Enrichment of Phosphorylated Tau (Thr181) and Functionally Interacting Molecules in Chronic Traumatic Encephalopathy Brain-derived Extracellular Vesicles.

ABSTRACT

Chronic Traumatic Encephalopathy (CTE) is a tauopathy that affects individuals with a history of mild repetitive brain injury. The initial neuropathologic changes of CTE include perivascular deposition of phosphorylated microtubule-associated protein tau (p-tau). Extracellular vesicles (EVs) are known to carry pathogenic molecules, such as tau in Alzheimer's disease and CTE suggesting their contribution in pathogenesis. We therefore examined the protein composition of EVs separated from CTE and an age-matched control brain tissues by tandem mass tag -mass spectrometry. The reporter ion intensity was used to quantify the identified molecules. A total of 516 common proteins were identified among three sets of experiments. Weighted protein co-expression network analysis identified 18 unique modules of co-expressed proteins. Two modules were significantly correlated with total tau (t-tau) and p-tau protein in the isolated EVs and enriched in cellular components and biological processes for synaptic vesicle secretion and multivesicular body-plasma membrane fusion.

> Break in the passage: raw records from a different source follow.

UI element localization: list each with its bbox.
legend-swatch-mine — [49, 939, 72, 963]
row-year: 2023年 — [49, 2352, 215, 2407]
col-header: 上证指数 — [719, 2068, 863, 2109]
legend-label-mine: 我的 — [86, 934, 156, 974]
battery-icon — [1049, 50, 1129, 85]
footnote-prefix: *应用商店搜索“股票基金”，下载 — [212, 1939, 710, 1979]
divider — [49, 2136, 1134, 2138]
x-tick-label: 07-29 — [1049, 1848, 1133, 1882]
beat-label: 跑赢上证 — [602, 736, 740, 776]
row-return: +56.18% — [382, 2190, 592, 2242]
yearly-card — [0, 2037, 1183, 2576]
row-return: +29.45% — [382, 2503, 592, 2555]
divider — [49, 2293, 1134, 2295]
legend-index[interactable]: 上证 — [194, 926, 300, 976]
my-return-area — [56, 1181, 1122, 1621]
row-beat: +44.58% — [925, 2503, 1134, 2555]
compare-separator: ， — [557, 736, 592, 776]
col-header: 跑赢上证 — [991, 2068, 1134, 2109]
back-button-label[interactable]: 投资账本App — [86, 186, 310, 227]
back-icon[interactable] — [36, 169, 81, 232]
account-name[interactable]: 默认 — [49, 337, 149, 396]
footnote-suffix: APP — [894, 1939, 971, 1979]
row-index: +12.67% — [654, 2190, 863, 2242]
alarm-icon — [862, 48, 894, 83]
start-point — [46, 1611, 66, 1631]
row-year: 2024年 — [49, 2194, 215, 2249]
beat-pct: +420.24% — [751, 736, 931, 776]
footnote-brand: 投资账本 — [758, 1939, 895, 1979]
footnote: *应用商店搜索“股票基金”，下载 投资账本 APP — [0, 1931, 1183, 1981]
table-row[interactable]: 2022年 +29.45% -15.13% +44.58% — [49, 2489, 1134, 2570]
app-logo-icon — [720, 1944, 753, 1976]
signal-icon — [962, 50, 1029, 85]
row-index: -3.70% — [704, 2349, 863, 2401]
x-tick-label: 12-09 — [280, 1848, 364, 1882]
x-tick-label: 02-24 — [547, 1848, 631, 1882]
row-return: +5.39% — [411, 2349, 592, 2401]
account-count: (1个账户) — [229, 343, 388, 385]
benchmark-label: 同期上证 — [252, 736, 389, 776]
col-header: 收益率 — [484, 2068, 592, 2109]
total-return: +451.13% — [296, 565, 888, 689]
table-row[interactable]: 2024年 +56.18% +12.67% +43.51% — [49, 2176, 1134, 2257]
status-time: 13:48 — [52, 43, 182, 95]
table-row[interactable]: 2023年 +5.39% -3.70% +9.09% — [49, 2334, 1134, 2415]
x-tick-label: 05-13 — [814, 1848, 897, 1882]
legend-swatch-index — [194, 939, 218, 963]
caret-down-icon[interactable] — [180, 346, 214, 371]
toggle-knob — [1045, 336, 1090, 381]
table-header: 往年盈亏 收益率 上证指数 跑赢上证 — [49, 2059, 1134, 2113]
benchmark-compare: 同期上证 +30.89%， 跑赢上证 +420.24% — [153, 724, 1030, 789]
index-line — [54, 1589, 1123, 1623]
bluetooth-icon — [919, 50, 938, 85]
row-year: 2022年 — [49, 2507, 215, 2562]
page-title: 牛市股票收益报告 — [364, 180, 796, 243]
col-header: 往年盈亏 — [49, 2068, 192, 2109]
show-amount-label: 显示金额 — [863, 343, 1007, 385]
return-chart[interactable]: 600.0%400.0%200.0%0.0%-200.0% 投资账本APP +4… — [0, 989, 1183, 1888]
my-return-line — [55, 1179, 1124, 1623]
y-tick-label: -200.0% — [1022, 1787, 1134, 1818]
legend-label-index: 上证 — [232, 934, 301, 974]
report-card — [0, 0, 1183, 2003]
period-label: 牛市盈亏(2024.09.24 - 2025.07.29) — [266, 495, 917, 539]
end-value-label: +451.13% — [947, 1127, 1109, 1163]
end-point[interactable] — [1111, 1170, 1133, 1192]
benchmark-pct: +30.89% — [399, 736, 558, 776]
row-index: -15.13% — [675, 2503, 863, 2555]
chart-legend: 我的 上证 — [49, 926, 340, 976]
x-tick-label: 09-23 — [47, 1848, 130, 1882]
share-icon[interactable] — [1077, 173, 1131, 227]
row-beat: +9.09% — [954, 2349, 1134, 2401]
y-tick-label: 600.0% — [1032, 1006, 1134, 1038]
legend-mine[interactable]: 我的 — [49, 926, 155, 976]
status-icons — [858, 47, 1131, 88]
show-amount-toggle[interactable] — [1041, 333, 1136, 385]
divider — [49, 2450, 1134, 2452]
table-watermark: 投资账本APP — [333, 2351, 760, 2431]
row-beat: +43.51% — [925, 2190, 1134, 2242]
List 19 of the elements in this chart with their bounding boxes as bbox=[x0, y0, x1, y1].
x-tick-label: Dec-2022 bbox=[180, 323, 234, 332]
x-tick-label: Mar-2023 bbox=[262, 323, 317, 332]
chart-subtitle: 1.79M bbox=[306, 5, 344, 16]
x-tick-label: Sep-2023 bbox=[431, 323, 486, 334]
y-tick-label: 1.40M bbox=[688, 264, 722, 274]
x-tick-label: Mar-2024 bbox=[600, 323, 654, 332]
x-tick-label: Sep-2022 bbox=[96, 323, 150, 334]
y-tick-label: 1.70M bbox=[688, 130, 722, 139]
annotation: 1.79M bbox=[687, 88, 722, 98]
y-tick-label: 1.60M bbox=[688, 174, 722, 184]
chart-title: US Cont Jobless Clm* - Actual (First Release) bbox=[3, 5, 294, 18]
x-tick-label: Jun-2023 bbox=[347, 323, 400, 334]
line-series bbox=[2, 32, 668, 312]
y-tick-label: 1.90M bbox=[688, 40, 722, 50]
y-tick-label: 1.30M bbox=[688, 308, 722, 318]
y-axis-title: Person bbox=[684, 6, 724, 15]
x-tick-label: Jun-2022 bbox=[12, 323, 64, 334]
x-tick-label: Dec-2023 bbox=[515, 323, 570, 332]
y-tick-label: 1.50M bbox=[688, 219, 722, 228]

The p-tau (Thr181) level is significantly higher in CTE EVs compared to control EVs and can distinguish the two groups with 73.6% accuracy. A combination of t-tau or p-tau (Thr181) with SNAP-25, PLXNA4 or UBA1, enhanced the accuracy to 96.3, 93.8 and 93.8%, respectively. Bioinformatic protein-protein interaction analysis revealed the functional interaction of SNAP-25 and PLXNA4 with tau, suggesting their interaction in CTE EVs. These data indicate the future application of identified EV proteins for monitoring the CTE risk assessments and understanding the EV-mediated disease progression mechanism.